Molly has written an interesting post on Eastern Orthodox Theological Distinctives. Now I generally find eastern Orthodox theology rather attractive. But, having lived in countries where the majority of Christians are Orthodox, I tend to have a much more negative view of their church practice, and of their at least implicit attitude that if you don’t do things exactly as they do it you are not really a Christian at all.
Like Molly, I love this:
This emphasis on personal experience of truth flows into Orthodox theology, which has a rich heritage. Especially in the first millenium of Christian history, the Eastern Church produced significant theological and philosophical thought.
In the Western churches, both Catholic and Protestant, sin, grace, and salvation are seen primarily in legal terms. God gave humans freedom, they misused it and broke God’s commandments, and now deserve punishment. God’s grace results in forgiveness of the transgression and freedom from bondage and punishment.
The Eastern churches see the matter in a different way. For Orthodox theologians, humans were created in the image of God and made to participate fully in the divine life. The full communion with God that Adam and Eve enjoyed meant complete freedom and true humanity, for humans are most human when they are completely united with God.
The result of sin, then, was a blurring of the image of God and a barrier between God and man. The situation in which mankind has been ever since is an unnatural, less human state, which ends in the most unnatural aspect: death. Salvation, then, is a process not of justification or legal pardon, but of reestablishing man’s communion with God. This process of repairing the unity of human and divine is sometimes called “deification.” This term does not mean that humans become gods but that humans join fully with God’s divine life.
And some more from the same article not quoted by Molly:
Christ’s humanity is also central to the Orthodox faith, in the doctrine that the divine became human so that humanity might be raised up to the divine life.

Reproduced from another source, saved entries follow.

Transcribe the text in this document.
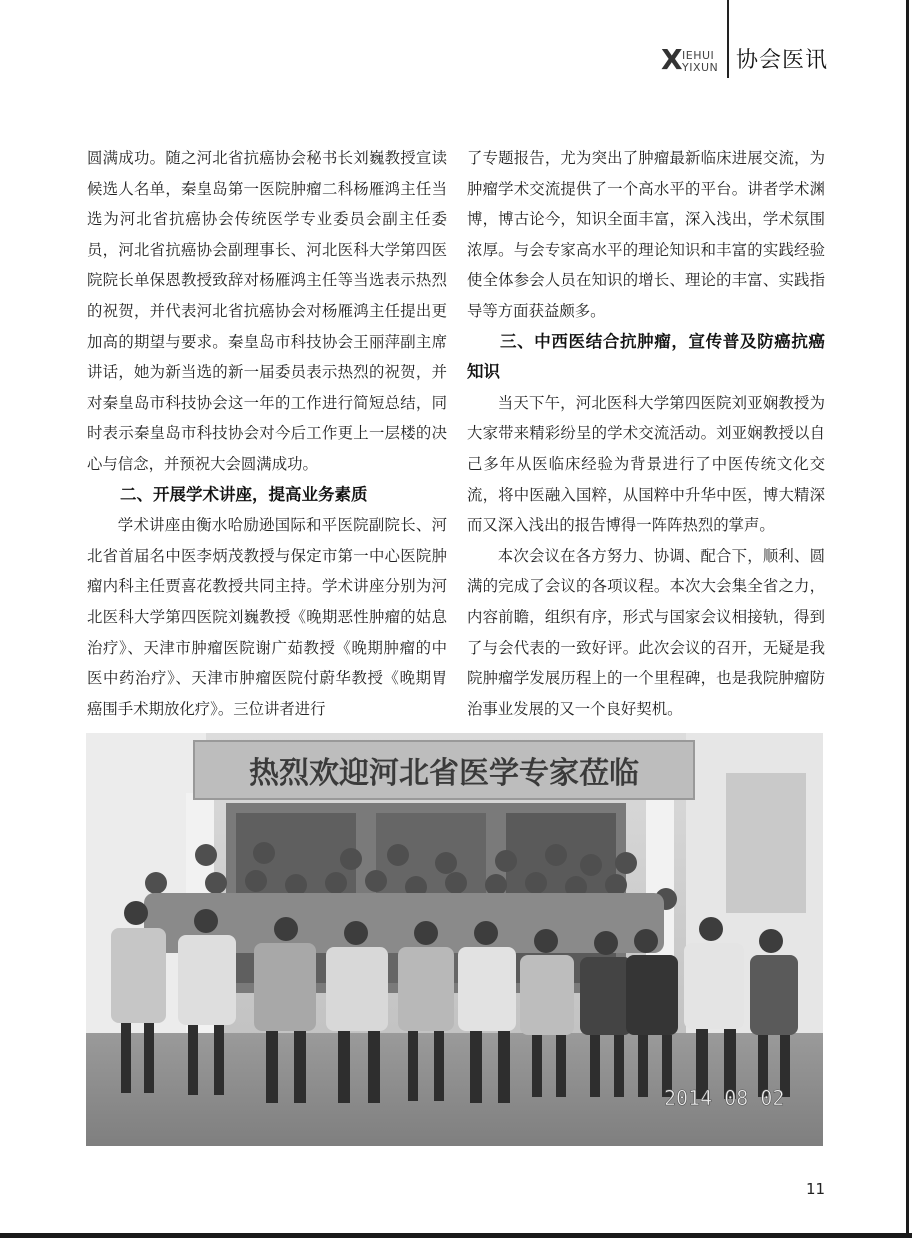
X IEHUI
YIXUN 协会医讯

圆满成功。随之河北省抗癌协会秘书长刘巍教授宣读候选人名单，秦皇岛第一医院肿瘤二科杨雁鸿主任当选为河北省抗癌协会传统医学专业委员会副主任委员，河北省抗癌协会副理事长、河北医科大学第四医院院长单保恩教授致辞对杨雁鸿主任等当选表示热烈的祝贺，并代表河北省抗癌协会对杨雁鸿主任提出更加高的期望与要求。秦皇岛市科技协会王丽萍副主席讲话，她为新当选的新一届委员表示热烈的祝贺，并对秦皇岛市科技协会这一年的工作进行简短总结，同时表示秦皇岛市科技协会对今后工作更上一层楼的决心与信念，并预祝大会圆满成功。

二、开展学术讲座，提高业务素质

学术讲座由衡水哈励逊国际和平医院副院长、河北省首届名中医李炳茂教授与保定市第一中心医院肿瘤内科主任贾喜花教授共同主持。学术讲座分别为河北医科大学第四医院刘巍教授《晚期恶性肿瘤的姑息治疗》、天津市肿瘤医院谢广茹教授《晚期肿瘤的中医中药治疗》、天津市肿瘤医院付蔚华教授《晚期胃癌围手术期放化疗》。三位讲者进行

了专题报告，尤为突出了肿瘤最新临床进展交流，为肿瘤学术交流提供了一个高水平的平台。讲者学术渊博，博古论今，知识全面丰富，深入浅出，学术氛围浓厚。与会专家高水平的理论知识和丰富的实践经验使全体参会人员在知识的增长、理论的丰富、实践指导等方面获益颇多。

三、中西医结合抗肿瘤，宣传普及防癌抗癌知识

当天下午，河北医科大学第四医院刘亚娴教授为大家带来精彩纷呈的学术交流活动。刘亚娴教授以自己多年从医临床经验为背景进行了中医传统文化交流，将中医融入国粹，从国粹中升华中医，博大精深而又深入浅出的报告博得一阵阵热烈的掌声。

本次会议在各方努力、协调、配合下，顺利、圆满的完成了会议的各项议程。本次大会集全省之力，内容前瞻，组织有序，形式与国家会议相接轨，得到了与会代表的一致好评。此次会议的召开，无疑是我院肿瘤学发展历程上的一个里程碑，也是我院肿瘤防治事业发展的又一个良好契机。

热烈欢迎河北省医学专家莅临
2014 08 02
11
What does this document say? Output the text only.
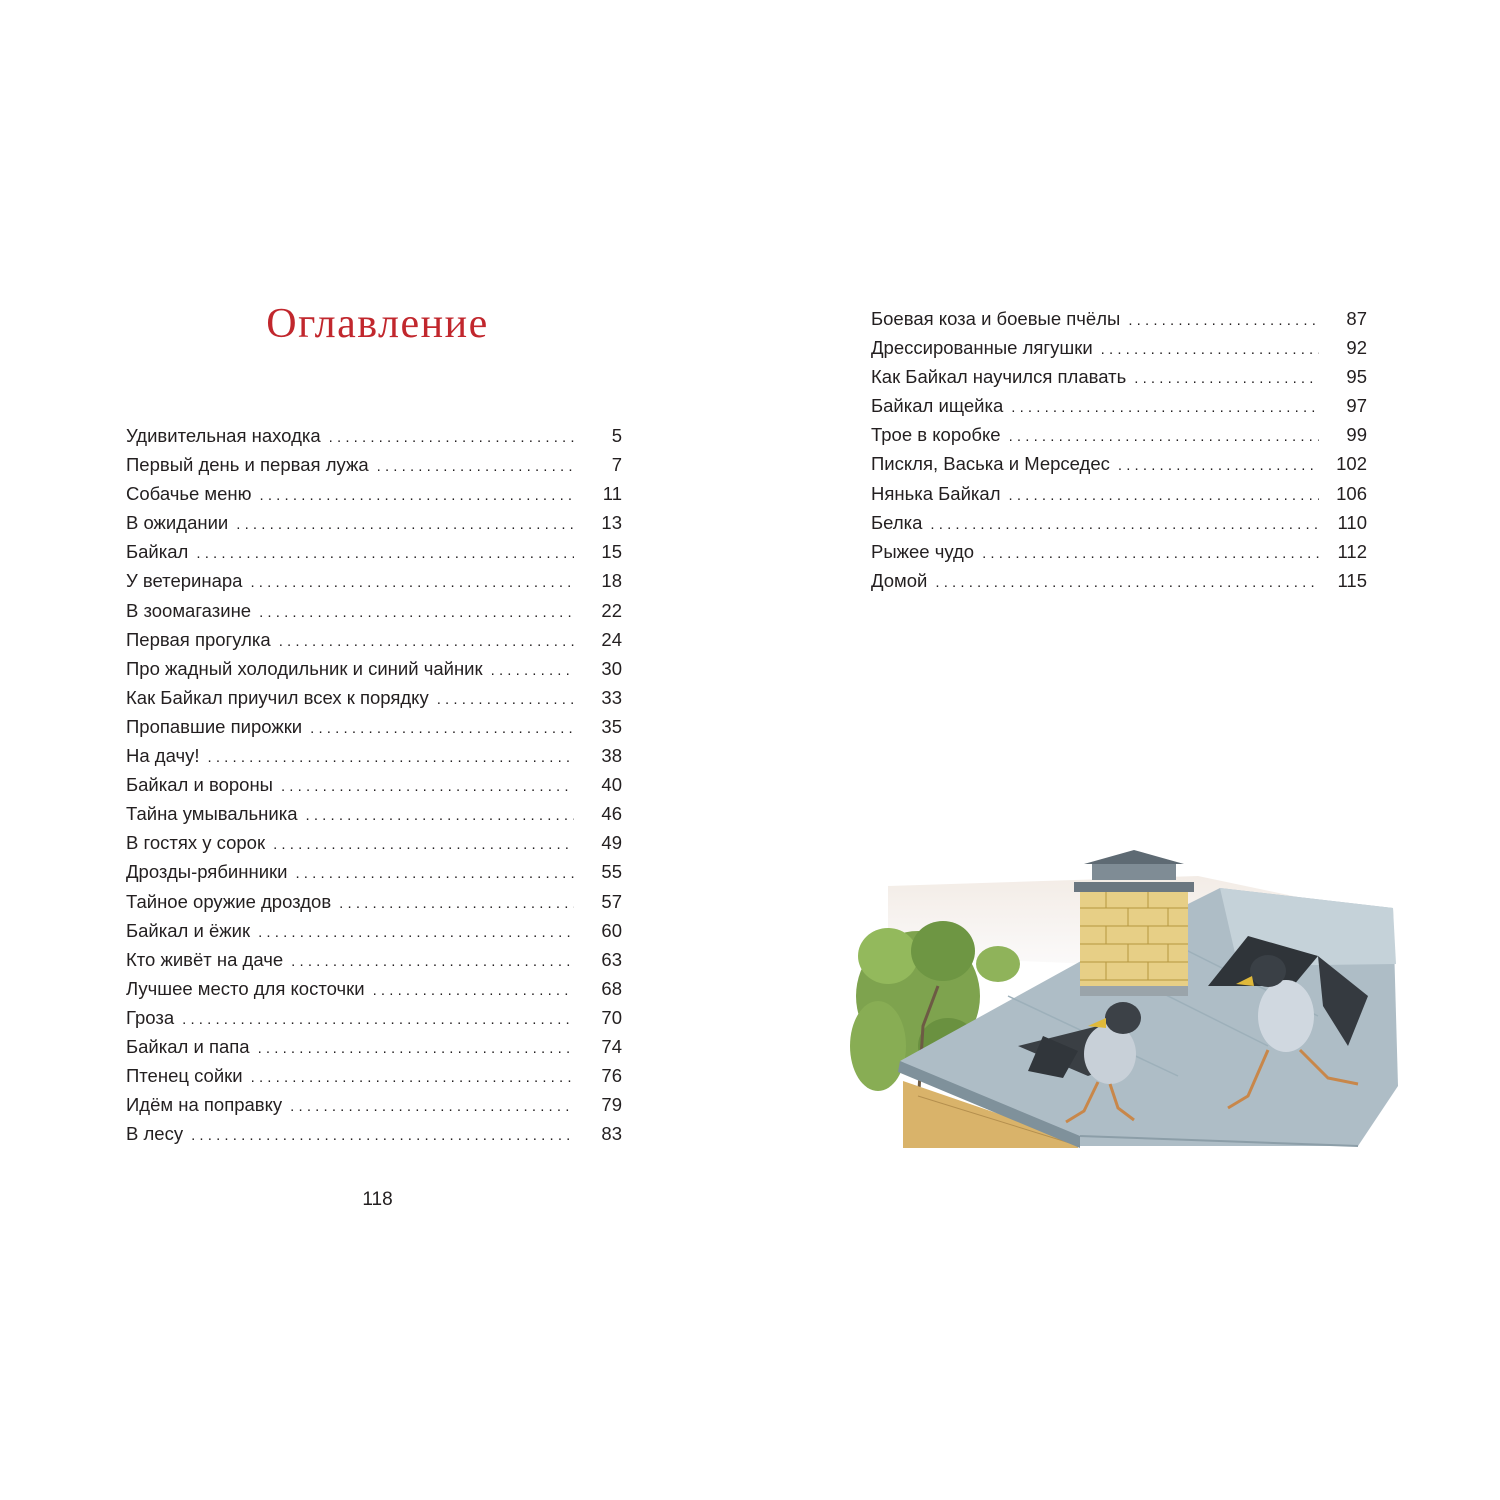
Оглавление
Удивительная находка . . .	5
Первый день и первая лужа . . .	7
Собачье меню . . .	11
В ожидании . . .	13
Байкал . . .	15
У ветеринара . . .	18
В зоомагазине . . .	22
Первая прогулка . . .	24
Про жадный холодильник и синий чайник . . .	30
Как Байкал приучил всех к порядку . . .	33
Пропавшие пирожки . . .	35
На дачу! . . .	38
Байкал и вороны . . .	40
Тайна умывальника . . .	46
В гостях у сорок . . .	49
Дрозды-рябинники . . .	55
Тайное оружие дроздов . . .	57
Байкал и ёжик . . .	60
Кто живёт на даче . . .	63
Лучшее место для косточки . . .	68
Гроза . . .	70
Байкал и папа . . .	74
Птенец сойки . . .	76
Идём на поправку . . .	79
В лесу . . .	83
Боевая коза и боевые пчёлы . . .	87
Дрессированные лягушки . . .	92
Как Байкал научился плавать . . .	95
Байкал ищейка . . .	97
Трое в коробке . . .	99
Пискля, Васька и Мерседес . . .	102
Нянька Байкал . . .	106
Белка . . .	110
Рыжее чудо . . .	112
Домой . . .	115
118
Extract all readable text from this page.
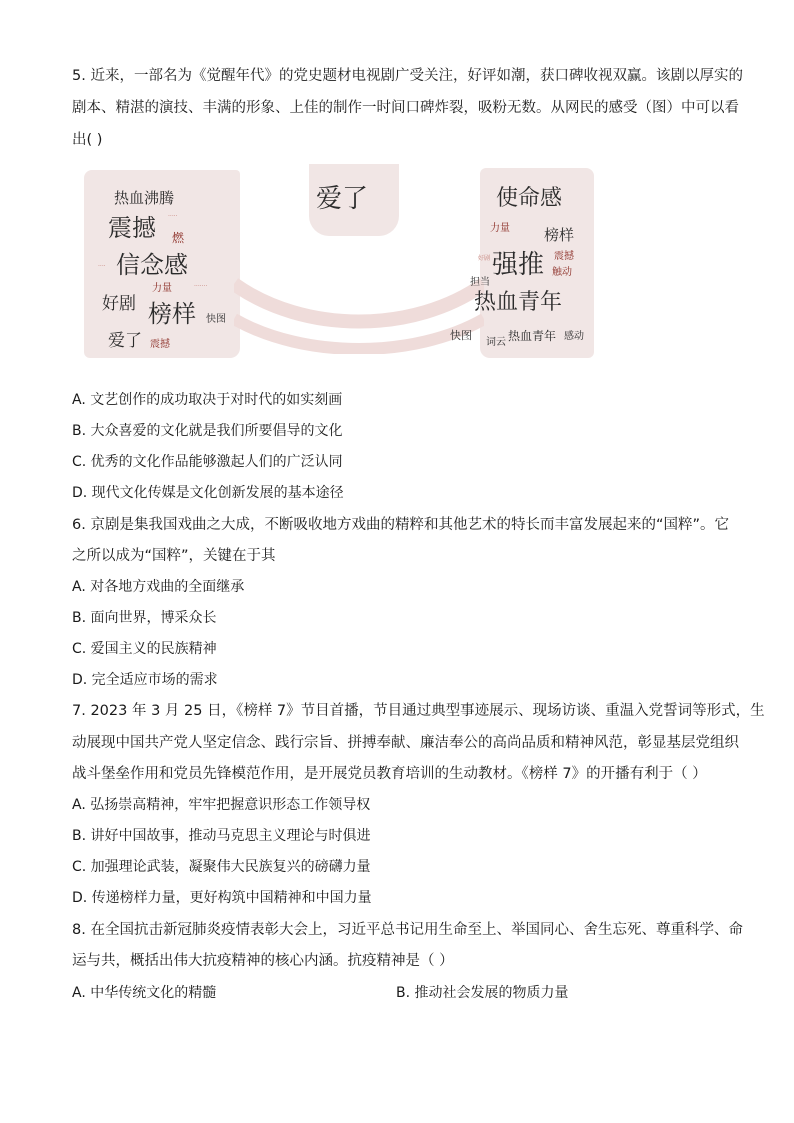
5. 近来，一部名为《觉醒年代》的党史题材电视剧广受关注，好评如潮，获口碑收视双赢。该剧以厚实的
剧本、精湛的演技、丰满的形象、上佳的制作一时间口碑炸裂，吸粉无数。从网民的感受（图）中可以看
出( )
爱了
热血沸腾
震撼 燃
信念感
好剧
力量
榜样 快图
爱了 震撼
·····
····
·······
使命感
力量 榜样
强推 震撼
触动
好剧
担当
热血青年
快图
词云 热血青年 感动
A. 文艺创作的成功取决于对时代的如实刻画
B. 大众喜爱的文化就是我们所要倡导的文化
C. 优秀的文化作品能够激起人们的广泛认同
D. 现代文化传媒是文化创新发展的基本途径
6. 京剧是集我国戏曲之大成，不断吸收地方戏曲的精粹和其他艺术的特长而丰富发展起来的“国粹”。它
之所以成为“国粹”，关键在于其
A. 对各地方戏曲的全面继承
B. 面向世界，博采众长
C. 爱国主义的民族精神
D. 完全适应市场的需求
7. 2023 年 3 月 25 日，《榜样 7》节目首播，节目通过典型事迹展示、现场访谈、重温入党誓词等形式，生
动展现中国共产党人坚定信念、践行宗旨、拼搏奉献、廉洁奉公的高尚品质和精神风范，彰显基层党组织
战斗堡垒作用和党员先锋模范作用，是开展党员教育培训的生动教材。《榜样 7》的开播有利于（ ）
A. 弘扬崇高精神，牢牢把握意识形态工作领导权
B. 讲好中国故事，推动马克思主义理论与时俱进
C. 加强理论武装，凝聚伟大民族复兴的磅礴力量
D. 传递榜样力量，更好构筑中国精神和中国力量
8. 在全国抗击新冠肺炎疫情表彰大会上，习近平总书记用生命至上、举国同心、舍生忘死、尊重科学、命
运与共，概括出伟大抗疫精神的核心内涵。抗疫精神是（ ）
A. 中华传统文化的精髓	B. 推动社会发展的物质力量
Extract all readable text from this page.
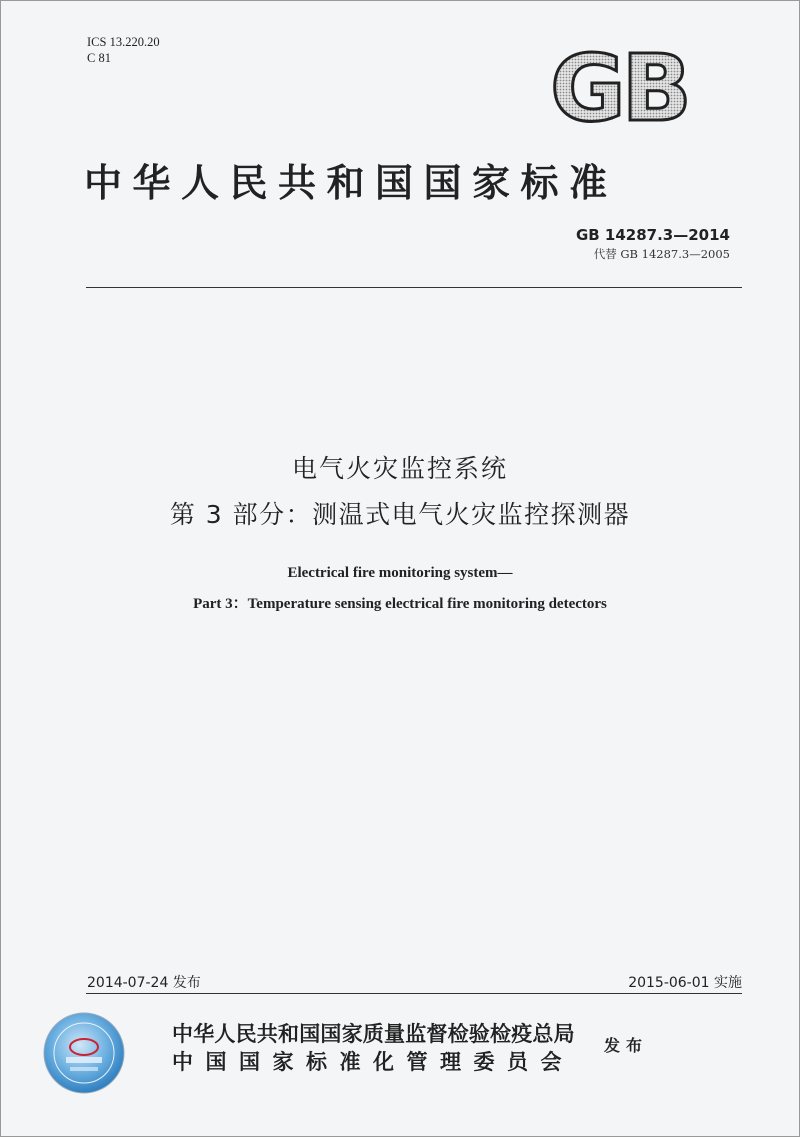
ICS 13.220.20
C 81	GB
中华人民共和国国家标准
GB 14287.3—2014
代替 GB 14287.3—2005
电气火灾监控系统
第 3 部分：测温式电气火灾监控探测器
Electrical fire monitoring system—
Part 3：Temperature sensing electrical fire monitoring detectors
2014-07-24 发布	2015-06-01 实施
中华人民共和国国家质量监督检验检疫总局
中国国家标准化管理委员会
发布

Indeed, while the law court and penal substitutionary atonement offers a valid and biblical set of metaphors for Christian salvation, the reality of it is surely “reestablishing man’s [and woman’s] communion with God” such that “humans join fully with God’s divine life”. And what accomplished this was not just the crucifixion, but the whole process of the incarnation, death, resurrection and ascension of Jesus Christ. We should not focus on just one little part of this process but see the spiritual dynamics of the whole.